Fyfe J C, Giger U, Van Winkle T J, Haskins M E, Steinberg S A, Wang P, Patterson D F
Section of Medical Genetics, School of Veterinary Medicine, University of Pennsylvania, Philadelphia 19104-6010.
Pediatr Res. 1992 Dec;32(6):719-25. doi: 10.1203/00006450-199212000-00020.

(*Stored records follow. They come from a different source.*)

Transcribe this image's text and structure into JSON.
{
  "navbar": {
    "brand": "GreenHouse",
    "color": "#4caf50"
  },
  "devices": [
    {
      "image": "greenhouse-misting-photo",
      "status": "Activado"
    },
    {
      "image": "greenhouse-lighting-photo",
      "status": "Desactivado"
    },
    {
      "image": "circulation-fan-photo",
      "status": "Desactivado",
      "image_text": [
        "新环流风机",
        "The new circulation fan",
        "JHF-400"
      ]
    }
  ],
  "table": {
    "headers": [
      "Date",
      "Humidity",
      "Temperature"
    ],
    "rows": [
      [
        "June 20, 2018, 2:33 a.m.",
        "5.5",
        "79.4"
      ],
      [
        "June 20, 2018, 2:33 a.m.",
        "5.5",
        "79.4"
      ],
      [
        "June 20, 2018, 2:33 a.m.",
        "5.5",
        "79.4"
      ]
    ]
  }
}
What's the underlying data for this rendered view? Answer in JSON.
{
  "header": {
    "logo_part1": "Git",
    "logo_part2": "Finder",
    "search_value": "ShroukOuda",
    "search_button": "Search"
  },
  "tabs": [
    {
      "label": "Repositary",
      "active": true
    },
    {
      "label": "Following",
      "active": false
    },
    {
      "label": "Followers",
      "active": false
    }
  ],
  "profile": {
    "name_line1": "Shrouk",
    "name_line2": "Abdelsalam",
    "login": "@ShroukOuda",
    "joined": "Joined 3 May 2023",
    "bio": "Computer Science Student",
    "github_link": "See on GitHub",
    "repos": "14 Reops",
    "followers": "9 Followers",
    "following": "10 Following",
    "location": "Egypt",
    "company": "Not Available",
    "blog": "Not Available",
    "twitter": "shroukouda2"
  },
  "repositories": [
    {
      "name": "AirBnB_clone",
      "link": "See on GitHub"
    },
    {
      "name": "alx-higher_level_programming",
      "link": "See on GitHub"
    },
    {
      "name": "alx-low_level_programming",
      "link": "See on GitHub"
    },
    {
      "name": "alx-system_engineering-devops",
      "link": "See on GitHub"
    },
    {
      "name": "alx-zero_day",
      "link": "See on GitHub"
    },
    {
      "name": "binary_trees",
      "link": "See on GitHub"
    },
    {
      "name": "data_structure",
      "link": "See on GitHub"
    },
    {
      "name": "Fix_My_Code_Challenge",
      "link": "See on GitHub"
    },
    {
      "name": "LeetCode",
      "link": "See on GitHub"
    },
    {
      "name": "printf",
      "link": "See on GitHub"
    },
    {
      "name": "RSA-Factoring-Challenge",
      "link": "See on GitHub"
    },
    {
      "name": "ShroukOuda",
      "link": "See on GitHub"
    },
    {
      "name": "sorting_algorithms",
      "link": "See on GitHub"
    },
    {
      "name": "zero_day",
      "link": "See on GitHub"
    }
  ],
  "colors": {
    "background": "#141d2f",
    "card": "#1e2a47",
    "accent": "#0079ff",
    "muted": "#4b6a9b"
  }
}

Glycogen storage disease type IV due to branching enzyme deficiency was found in an inbred family of Norwegian forest cats, an uncommon breed of domestic cats. Skeletal muscle, heart, and CNS degeneration were clinically apparent and histologically evident in affected cats older than 5 mo of age, but cirrhosis and hepatic failure, hallmarks of the human disorder, were absent. Beginning at or before birth, affected cats accumulated an abnormal glycogen in many tissues that was determined by histochemical, enzymatic, and spectral analysis to be a poorly branched alpha-1,4-D-glucan. Branching enzyme activity was less than 0.1 of normal in liver and muscle of affected cats and partially deficient (0.17-0.75 of normal) in muscle and leukocytes of the parents of affected cats. These data and pedigree analysis indicate that branching enzyme deficiency is a simple autosomal recessive trait in this family. This is the first reported animal model of human glycogen storage disease type IV. A breeding colony derived from a relative of the affected cats has been established.
在挪威森林猫(一种不常见的家猫品种)的一个近亲繁殖家族中发现了因分支酶缺乏导致的IV型糖原贮积病。5月龄以上的患病猫临床可见骨骼肌、心脏和中枢神经系统退化,组织学检查也很明显,但未出现人类该疾病的典型特征——肝硬化和肝衰竭。从出生时或出生前开始,患病猫在许多组织中积累了一种异常糖原,通过组织化学、酶学和光谱分析确定其为一种分支不良的α-1,4-D-葡聚糖。患病猫肝脏和肌肉中的分支酶活性不到正常水平的0.1,患病猫父母的肌肉和白细胞中的分支酶活性部分缺乏(为正常水平的0.17 - 0.75)。这些数据和系谱分析表明,分支酶缺乏在这个家族中是一种简单的常染色体隐性性状。这是首次报道的人类IV型糖原贮积病动物模型。已建立了一个源自患病猫亲属的繁殖群体。